Whenever possible, offer your talents to superiors in the undertaking of research, the preparation of important reports, and even the delivery of oral presentations before company executives. In every way make yourself an indispensable member of your organization and earn the respect that will advance your career according to schedule.

Also whenever possible, try to get your employer to finance your growth activities. The fact is that many companies do have money or programs available for supporting the education and training of interested and talented career-oriented employees.

Stage 5: Contingency Planning

"Even the best-laid plans of mice and men do go astray." Monitor your career schedule regularly to assure that your career goals are being achieved and that the necessary growth activities are being provided. At any point in your new career you should be able to stop everything, sit back, evaluate the situation objectively, and say either ''Everything is on schedule and I can continue" or ''Something is not right and I must do something about it." 

What can go wrong? The answer is, "Anything." By continual monitoring of your career schedule, you can often detect a problem before it becomes irreparable.
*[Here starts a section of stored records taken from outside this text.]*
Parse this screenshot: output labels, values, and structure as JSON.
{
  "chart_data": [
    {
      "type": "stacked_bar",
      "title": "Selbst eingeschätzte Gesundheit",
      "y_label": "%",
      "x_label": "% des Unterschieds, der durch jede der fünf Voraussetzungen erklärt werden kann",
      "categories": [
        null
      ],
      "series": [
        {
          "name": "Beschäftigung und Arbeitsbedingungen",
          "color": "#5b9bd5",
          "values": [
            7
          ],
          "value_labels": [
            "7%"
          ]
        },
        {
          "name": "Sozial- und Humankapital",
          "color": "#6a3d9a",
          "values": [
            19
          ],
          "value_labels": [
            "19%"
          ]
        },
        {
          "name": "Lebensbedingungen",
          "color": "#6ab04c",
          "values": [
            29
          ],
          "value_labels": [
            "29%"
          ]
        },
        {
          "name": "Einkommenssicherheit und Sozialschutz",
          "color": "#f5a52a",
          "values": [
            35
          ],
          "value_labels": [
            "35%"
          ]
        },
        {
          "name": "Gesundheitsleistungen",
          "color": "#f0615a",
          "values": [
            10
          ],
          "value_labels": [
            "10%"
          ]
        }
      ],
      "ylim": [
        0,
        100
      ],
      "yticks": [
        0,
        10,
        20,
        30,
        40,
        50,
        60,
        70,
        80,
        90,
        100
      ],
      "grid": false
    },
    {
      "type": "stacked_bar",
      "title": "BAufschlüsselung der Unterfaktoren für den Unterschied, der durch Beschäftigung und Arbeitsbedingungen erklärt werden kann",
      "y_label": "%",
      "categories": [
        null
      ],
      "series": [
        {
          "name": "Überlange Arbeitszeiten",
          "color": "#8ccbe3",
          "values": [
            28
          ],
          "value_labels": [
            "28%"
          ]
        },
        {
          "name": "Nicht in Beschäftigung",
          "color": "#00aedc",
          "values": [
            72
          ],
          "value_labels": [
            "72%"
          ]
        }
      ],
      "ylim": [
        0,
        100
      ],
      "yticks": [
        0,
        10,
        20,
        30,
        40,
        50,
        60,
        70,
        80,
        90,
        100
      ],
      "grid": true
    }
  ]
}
For example, you may realize that because of a pending reorganization or consolidation of departments in your company, your job will soon be phased out; or, a new superior and you are in a constant state of conflict, and you will have to be the one to go; or, the position you were shooting for has just been taken by another who is likely to block your advancement; or, because of unexpected personal family problems, you must make a move to Arizona.

In any of these situations viable solutions do exist and can be found if you start thinking in terms of "contingency planning" now and prepare for the worst. Then if the worst does occur, you will have considered alternative jobs in the same organization or in other organizations or alternative growth activities for achieving career objectives.

Contingency planning is an ongoing process, starting before the actual career change and continuing throughout your career. Learn to think in terms of "options" and 'alternatives" and this will surely help you overcome minor career obstacles and cope with major career changes.